Asbegan accelerating again this spring, federal data suggests the rate of breakthrough COVID infections in April was worse among boosted Americans than unboosted Americans — although death rates and hospitalizations remained lowest among the boosted.
The new dates do not meansomehow increase the risk. Ongoing studies continue to provide strong evidence for the additional protection that booster vaccinations offer against infection, serious illness and death.
Instead, the shift underscores that growing complexity measuring the effectiveness of vaccines at this stage of the pandemic. It comes as officials weigh key decisions about booster shots and pandemic surveillance, including whether to continue using the “raw case rates” at all.
It also serves to illustrate a difficult reality public health officials are facing amid the recent COVID-19 wave: Even many charged Americans are vulnerable to contracting and spreading the virus, at a time when Officials are wary of reinstating pandemic measures like mask requirements.
“During this Omicron wave, we’re seeing an increased number of mild infections – home infections, nasty infections, colds, absenteeism from work, not great, but not the end of the world. And that’s because these Omicron variants are able to breach antibody protection and cause these mild infections,” John Moore, a professor of microbiology and immunology at Weill Cornell Medical College, told CBS News.
“So one of the dynamics here is that after being vaccinated and boosted, people feel they are more protected than they actually are, so they increase their risks,” he said. “That’s the main reason for these stats, I think.”
In the CDC’s dashboard, which is updated monthly, the agency acknowledges that several “factors are likely affecting crude case rates through vaccination and booster dose status, complicating the interpretation of recent trends.”
The CDC launched the site a few months ago amid calls for better federal tracking of breakthrough cases. It now includes data from immunization records and positive COVID-19 tests from 30 public health departments across the country
For the week of April 23, the rate was said to beamong boosted Americans, it was 119 cases per 100,000 people.
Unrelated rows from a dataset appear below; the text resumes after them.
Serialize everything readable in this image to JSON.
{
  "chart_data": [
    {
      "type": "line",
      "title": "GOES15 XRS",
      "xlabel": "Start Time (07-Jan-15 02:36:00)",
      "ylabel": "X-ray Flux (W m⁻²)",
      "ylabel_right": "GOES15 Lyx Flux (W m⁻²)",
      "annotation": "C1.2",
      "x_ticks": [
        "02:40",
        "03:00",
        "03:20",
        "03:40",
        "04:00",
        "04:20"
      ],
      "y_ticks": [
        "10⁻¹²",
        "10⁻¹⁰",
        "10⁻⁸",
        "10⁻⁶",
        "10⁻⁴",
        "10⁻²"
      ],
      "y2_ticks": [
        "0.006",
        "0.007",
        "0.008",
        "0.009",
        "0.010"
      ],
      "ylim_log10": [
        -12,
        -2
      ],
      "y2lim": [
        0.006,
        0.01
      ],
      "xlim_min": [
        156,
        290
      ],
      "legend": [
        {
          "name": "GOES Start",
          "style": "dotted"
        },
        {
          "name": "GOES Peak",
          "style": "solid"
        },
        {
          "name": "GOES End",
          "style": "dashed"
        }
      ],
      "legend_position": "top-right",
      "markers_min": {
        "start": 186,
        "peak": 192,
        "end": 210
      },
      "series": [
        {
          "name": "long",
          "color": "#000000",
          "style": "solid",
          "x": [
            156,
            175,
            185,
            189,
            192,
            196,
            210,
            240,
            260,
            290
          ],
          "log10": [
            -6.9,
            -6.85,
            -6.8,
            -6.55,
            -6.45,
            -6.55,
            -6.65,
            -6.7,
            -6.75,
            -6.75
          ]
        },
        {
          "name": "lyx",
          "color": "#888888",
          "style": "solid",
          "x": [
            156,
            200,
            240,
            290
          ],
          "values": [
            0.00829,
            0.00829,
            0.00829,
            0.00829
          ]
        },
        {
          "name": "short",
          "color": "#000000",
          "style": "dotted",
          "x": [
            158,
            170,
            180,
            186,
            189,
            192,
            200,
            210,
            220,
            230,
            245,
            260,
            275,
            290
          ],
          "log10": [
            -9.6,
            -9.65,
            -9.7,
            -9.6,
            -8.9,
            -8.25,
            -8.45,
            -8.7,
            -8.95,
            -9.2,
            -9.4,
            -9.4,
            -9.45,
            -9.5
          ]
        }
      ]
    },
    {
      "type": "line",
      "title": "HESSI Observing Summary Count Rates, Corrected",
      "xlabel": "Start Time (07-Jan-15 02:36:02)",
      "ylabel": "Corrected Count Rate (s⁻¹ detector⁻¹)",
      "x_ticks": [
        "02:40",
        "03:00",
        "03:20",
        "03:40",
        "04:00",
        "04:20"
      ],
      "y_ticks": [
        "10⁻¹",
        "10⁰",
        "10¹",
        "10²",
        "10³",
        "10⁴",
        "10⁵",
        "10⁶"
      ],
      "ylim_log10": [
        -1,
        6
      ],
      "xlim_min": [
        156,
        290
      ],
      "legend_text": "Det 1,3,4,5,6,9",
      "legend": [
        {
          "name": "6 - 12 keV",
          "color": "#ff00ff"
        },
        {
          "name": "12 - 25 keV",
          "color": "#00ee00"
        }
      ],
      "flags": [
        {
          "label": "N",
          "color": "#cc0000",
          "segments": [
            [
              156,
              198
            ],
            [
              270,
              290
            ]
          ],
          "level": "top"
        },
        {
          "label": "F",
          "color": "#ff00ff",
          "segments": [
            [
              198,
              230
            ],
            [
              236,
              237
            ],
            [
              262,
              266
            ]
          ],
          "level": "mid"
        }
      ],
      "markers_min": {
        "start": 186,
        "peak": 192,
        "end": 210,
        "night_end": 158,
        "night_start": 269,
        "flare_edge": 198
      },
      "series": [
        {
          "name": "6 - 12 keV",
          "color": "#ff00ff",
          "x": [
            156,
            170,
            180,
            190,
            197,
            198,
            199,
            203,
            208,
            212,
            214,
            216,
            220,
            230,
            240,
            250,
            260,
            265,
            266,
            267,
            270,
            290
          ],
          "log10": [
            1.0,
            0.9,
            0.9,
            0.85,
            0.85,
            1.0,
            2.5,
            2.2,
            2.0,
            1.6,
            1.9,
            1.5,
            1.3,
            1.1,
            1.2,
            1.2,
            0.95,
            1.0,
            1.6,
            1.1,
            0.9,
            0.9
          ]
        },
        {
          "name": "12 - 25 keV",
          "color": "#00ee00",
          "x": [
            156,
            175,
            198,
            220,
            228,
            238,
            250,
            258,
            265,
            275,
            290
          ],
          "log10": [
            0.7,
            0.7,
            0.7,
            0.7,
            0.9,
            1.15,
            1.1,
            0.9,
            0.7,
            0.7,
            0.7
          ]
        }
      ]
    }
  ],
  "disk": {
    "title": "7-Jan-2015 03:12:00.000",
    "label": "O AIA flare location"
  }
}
That was more than double the infection rate among those who were vaccinated but unboosted, but a fraction of the infection rate among unvaccinated Americans.
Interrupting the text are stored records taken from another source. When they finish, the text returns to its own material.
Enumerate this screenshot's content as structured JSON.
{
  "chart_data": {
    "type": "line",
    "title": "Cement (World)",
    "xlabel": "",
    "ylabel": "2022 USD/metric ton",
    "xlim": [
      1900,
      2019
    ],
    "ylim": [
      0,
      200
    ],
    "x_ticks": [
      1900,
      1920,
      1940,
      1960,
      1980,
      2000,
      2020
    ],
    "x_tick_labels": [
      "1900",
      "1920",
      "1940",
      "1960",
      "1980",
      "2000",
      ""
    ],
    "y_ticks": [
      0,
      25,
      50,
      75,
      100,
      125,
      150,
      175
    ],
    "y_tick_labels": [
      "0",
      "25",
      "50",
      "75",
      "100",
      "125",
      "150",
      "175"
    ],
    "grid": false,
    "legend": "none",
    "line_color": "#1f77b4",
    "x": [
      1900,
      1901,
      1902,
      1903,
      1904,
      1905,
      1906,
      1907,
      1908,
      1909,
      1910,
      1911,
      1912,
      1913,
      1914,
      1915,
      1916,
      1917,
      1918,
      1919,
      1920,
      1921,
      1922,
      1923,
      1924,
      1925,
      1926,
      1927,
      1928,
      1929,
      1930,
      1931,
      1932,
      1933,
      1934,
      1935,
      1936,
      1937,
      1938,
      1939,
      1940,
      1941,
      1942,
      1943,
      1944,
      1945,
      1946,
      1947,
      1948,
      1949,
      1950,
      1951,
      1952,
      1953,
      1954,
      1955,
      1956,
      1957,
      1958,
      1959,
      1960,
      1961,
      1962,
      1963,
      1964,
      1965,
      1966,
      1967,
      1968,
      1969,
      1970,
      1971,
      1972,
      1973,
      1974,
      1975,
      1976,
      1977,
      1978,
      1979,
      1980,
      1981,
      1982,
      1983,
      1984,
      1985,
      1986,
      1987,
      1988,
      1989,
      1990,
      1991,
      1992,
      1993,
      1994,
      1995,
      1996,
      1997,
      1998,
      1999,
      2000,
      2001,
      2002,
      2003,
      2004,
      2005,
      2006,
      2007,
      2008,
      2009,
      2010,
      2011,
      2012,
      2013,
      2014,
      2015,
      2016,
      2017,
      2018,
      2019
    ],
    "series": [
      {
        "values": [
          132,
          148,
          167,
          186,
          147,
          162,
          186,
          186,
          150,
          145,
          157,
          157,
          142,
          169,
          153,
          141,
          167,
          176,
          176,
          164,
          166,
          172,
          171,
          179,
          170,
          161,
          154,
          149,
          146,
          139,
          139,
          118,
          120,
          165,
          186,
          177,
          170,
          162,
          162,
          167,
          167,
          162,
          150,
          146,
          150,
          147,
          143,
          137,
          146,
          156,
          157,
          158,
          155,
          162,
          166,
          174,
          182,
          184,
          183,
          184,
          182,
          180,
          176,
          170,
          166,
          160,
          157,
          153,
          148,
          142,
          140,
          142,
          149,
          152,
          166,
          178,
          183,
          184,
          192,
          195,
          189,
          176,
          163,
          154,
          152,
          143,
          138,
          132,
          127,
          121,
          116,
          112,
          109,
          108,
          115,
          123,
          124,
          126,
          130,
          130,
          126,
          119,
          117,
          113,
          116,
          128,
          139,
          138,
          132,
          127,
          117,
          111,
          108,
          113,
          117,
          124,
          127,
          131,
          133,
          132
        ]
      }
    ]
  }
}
That could be because there is currently a “higher prevalence of prior infection” among those who are unvaccinated and uncharged, the CDC said. More empowered Americans may now have abandoned “prevention behaviors” like mask-wearing, leading to an upward trend.
Some boosted Americans may be looking for a lab test for COVID-19 rather than relying on itwhich are largely not reported to the health authorities.
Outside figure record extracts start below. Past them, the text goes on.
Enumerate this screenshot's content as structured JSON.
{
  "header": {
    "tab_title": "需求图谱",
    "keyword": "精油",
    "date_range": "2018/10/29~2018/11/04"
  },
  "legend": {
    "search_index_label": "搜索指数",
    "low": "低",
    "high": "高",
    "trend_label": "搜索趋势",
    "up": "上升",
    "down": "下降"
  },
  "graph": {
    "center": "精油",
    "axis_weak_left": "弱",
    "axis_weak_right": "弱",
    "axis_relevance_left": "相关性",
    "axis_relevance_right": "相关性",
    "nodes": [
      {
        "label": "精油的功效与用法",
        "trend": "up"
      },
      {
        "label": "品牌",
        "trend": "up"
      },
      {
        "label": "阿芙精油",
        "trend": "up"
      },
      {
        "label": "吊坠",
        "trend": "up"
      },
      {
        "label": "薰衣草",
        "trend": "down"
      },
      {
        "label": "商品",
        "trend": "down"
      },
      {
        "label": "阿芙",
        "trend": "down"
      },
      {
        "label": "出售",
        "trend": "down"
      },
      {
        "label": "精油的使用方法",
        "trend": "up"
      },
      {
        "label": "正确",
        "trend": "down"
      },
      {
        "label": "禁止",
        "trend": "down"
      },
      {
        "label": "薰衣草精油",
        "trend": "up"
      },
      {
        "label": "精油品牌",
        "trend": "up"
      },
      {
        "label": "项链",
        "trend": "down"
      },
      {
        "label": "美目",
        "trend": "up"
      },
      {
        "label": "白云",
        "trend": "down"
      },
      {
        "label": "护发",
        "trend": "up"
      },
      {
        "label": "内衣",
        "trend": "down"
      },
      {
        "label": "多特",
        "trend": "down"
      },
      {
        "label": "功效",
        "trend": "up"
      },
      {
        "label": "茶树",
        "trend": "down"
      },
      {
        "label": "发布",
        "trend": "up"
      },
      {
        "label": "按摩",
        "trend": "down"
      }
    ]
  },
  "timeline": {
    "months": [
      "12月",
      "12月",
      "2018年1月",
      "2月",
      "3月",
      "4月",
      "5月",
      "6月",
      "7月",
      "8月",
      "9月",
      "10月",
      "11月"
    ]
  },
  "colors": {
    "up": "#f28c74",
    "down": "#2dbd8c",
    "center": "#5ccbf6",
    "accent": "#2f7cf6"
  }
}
“Home testing has become, I think, the biggest problem in developed countries that can affect our measurements,” CDC’s Ruth Link-Gelles said last month at a conference hosted by the National Foundation for Infectious Diseases.
Some federal officials have hinted at the possibility of conducting a survey – similar to the one that authorities in the UK rely on – as an alternative way of tracking a “ground truth” in COVID-19 cases, although plans to build such a system this do not imminent.
“Beyond this crisis, I think the future lies in random sampling. And that’s an area we’re looking at closely,” Caitlin Rivers, a senior official on the agency’s disease forecasting team, said at a National Academies event last week.
Meanwhile, federal officials are also preparing for important decisions about future COVID-19 vaccinations, which could increase the likelihood that additional shots can ward off infections from the latest variants.
At short notice, CDC Director Dr. Rochelle Walensky recently told reporters that her agency is in talks with the Food and Drug Administration about extending the option forto more adults.
Currently, only adults 50 and older and some immunocompromised Americans are eligible to receive a fourth dose.
Next generation vaccines and boosters
Later this month, a panel of the Food and Drug Administration’s external vaccine advisors is scheduled to meet to consider data from new booster candidates produced by Pfizer and BioNTech, as well as Moderna.
BioNTech executives told investors last month that regulators had asked to see data for both vaccines that were specifically customized for the Omicron variant, in addition to “bivalent vaccines” that target a mix of mutations.
These new vaccines would take about three months to produce, said top White House COVID-19 official Dr. Ashish Jha, told reporters.
“It’s a bit of a challenge here because we don’t know how far the virus will progress over the next few months, but we don’t have a choice because if we’re going to produce the hundreds of millions of doses that need to be available for a booster campaign we start taking the risk in early July or even a little earlier,” said Dr. Peter Marks, the FDA’s chief vaccine official, at a recent webinar hosted by the American Medical Association.
Marks said bivalent shots would likely be preferred given the “leeway” they could provide for unforeseen variants beyond Omicron.
Vaccines that could provide even better “mucosal immunity” — actually fighting off the virus where it first infects the respiratory tract — are a long way off, Marks warned.
“I think we are in a transition period and I will reiterate bluntly that 2022-2023 is a year in which we must plan to minimize the impact of COVID-19 with the resources at our disposal hand,” said Marks at a last event with the National Foundation for Infectious Diseases.
“I believe that we may see second-generation SARS-CoV-2 vaccines in the 2023-2024 season,” he later added.